Internal Impedance of A Source

 Internal Impedance of A Source

Internal Impedance of A Source: 

All electrical energy sources have some internal impedance (or resistance*). Due to this internal impedance the source does not behave ideally. When a voltage source supplies power to a load, its terminal voltage drops. A cell used in a torch has a voltage of 1.5v across its two electrodes when nothing is connected to it. However, when connected to a bulb, its voltage becomes less than 1.5v. Such a reduction in the terminal voltage of cell may be explained as follows.
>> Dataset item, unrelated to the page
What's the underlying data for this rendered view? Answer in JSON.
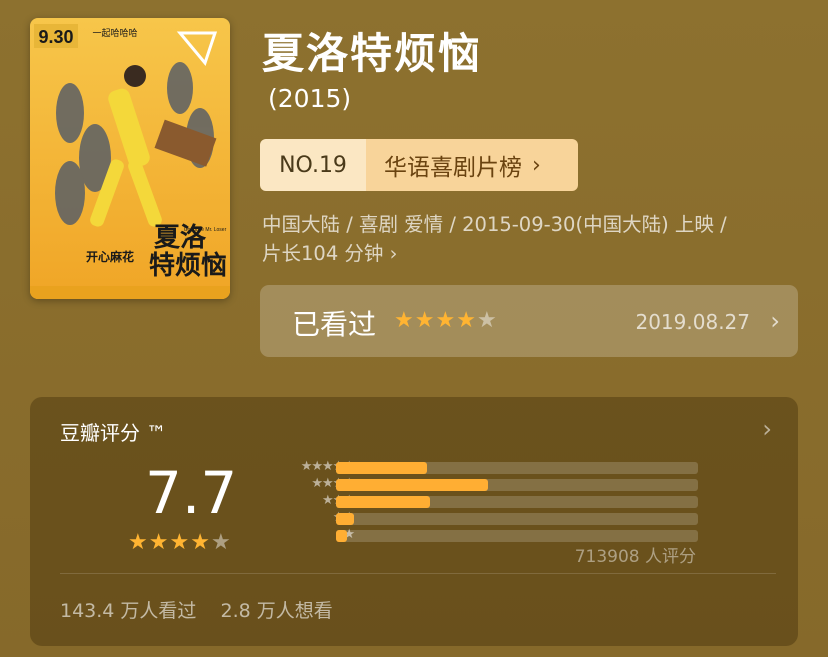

Following figure shows that a 1.5v cell is connected to a bulb. When we say “cell of 1.5v”, we mean a cell whose open circuit voltage is 1.5v. In the equivalent circuit diagram(following in image). the bulb is replaced by a load resistor R_L  (of say, 0.9Ω), and the cell is replaced by a constant voltage source of 1.5V in series with the internal resistance R_s (of say, 0.1Ω). The total resistance in the circuit is now 0.1 +0.9 = 1.0Ω. Since the net voltage that sends current into the circuit is 1.5v, the current in the circuit is

                                        I = (V/R) = (1.5/1.0) = 1.5A

 

The terminal voltage (the voltage across the terminals AB of the cell is the same as the voltage across the load resistor R_L. Therefore,

 

                                    V_AB = I * R_L = 1.5*0.9 = 1.35V 

The voltage that drops because of the internal resistance is

 

= 1.5 - 1.35 = 0.15V

 

Note that, if the internal resistance (impedance) of the cell were smaller (compared to the load resistance), the voltage drop would also have been smaller than 0.15v.

The internal resistance of a source may be due to one or more of the following reasons:

 

1. The resistance of the electrolyte between the electrodes, in case of a cell.
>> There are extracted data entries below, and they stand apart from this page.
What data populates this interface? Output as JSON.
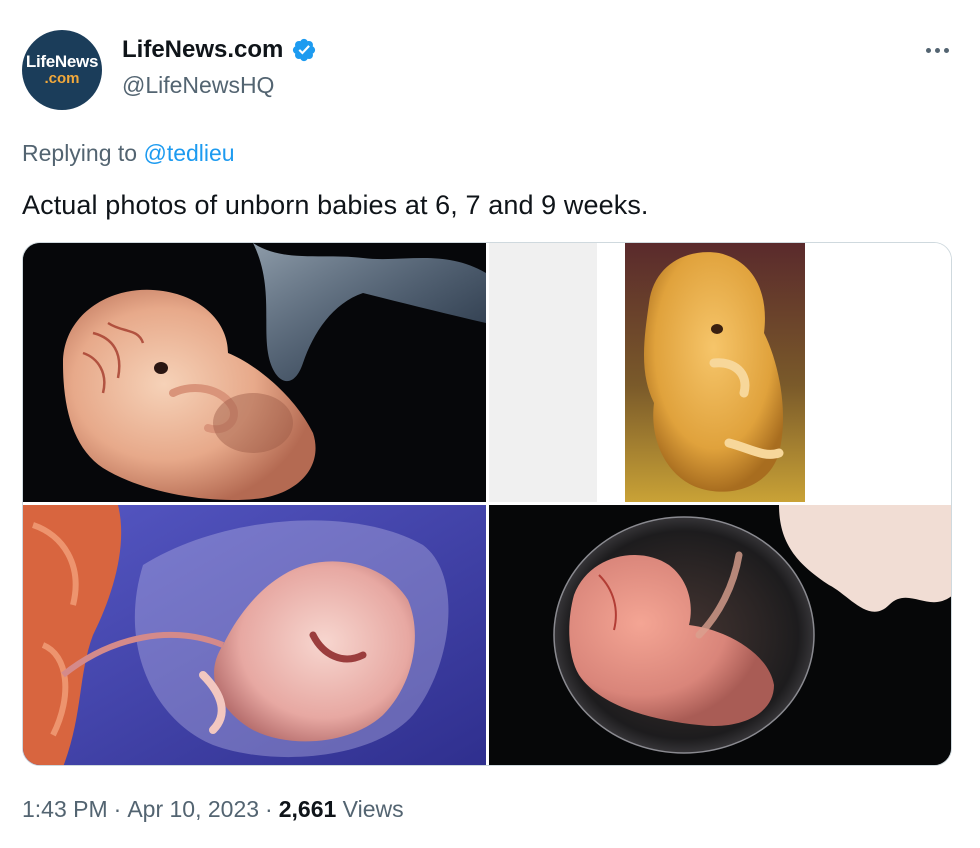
{
  "author": {
    "avatar_line1": "LifeNews",
    "avatar_line2": ".com",
    "display_name": "LifeNews.com",
    "handle": "@LifeNewsHQ",
    "verified": true
  },
  "reply": {
    "prefix": "Replying to",
    "mention": "@tedlieu"
  },
  "tweet_text": "Actual photos of unborn babies at 6, 7 and 9 weeks.",
  "media": {
    "count": 4
  },
  "meta": {
    "time": "1:43 PM",
    "date": "Apr 10, 2023",
    "views_count": "2,661",
    "views_label": "Views",
    "separator": "·"
  },
  "colors": {
    "accent": "#1d9bf0",
    "secondary_text": "#536471",
    "primary_text": "#0f1419",
    "border": "#cfd9de"
  },
  "icons": {
    "verified": "verified-badge-icon",
    "more": "more-options-icon"
  }
}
2. The resistance of the armature winding in case of an alternator or a dc generator.

3. The output impedance of the active device like a transistor in case of an oscillator(or signal generator) and rectification-type dc supply. 

Concept of Voltage Source :

 

Consider an ac source. Let V_s  be its open-circuit voltage (I.e. the voltage which exists across its terminals when nothing is connected). And Z_S be its internal impedance. Let it be connected to a load impedance Z_L whose value can be varied, as shown in the following figure.

Now suppose Z_L  is infinite. It means that the terminals AB of the source are open-circuited. Under this condition, no current flow. The terminal voltage V_T is obviously the same as the emf V_S , Since there is no voltage drop across Z_S. Let us now connect a finite load impedance Z_L , and then go on reducing its value. As we do this the current in the circuit in the circuit goes on increasing. The voltage drop across Z_S also goes on increasing. As a result, the terminal voltage V_T  goes on decreasing.

 

 

For a given value of Z_L , the current in the circuit is given as

 

     I = (V_s)/(Z_s + Z_L)

Therefore, the terminal voltage of the source, which is the same as voltage across the load, is

 

V_T = I *Z_L = (V_s / Z_s + Z_L ) * Z_L

= (V_s / I+Z_s / Z_L )

 

From the above equation, we find that if the ratio Z_s / Z_L  is small compared to unity, the terminal voltage V_T  remains almost the same as the voltage V_s.  Under this condition, the source behaves as a good voltage source. Even if the load impedance changes, the terminal voltage of the source. Even if the load impedance changes, the terminal voltage of the source remains practically constant ( provided ratio Z_s / Z_L  is quite small ). Such a source can then is said to be a “good voltage source”.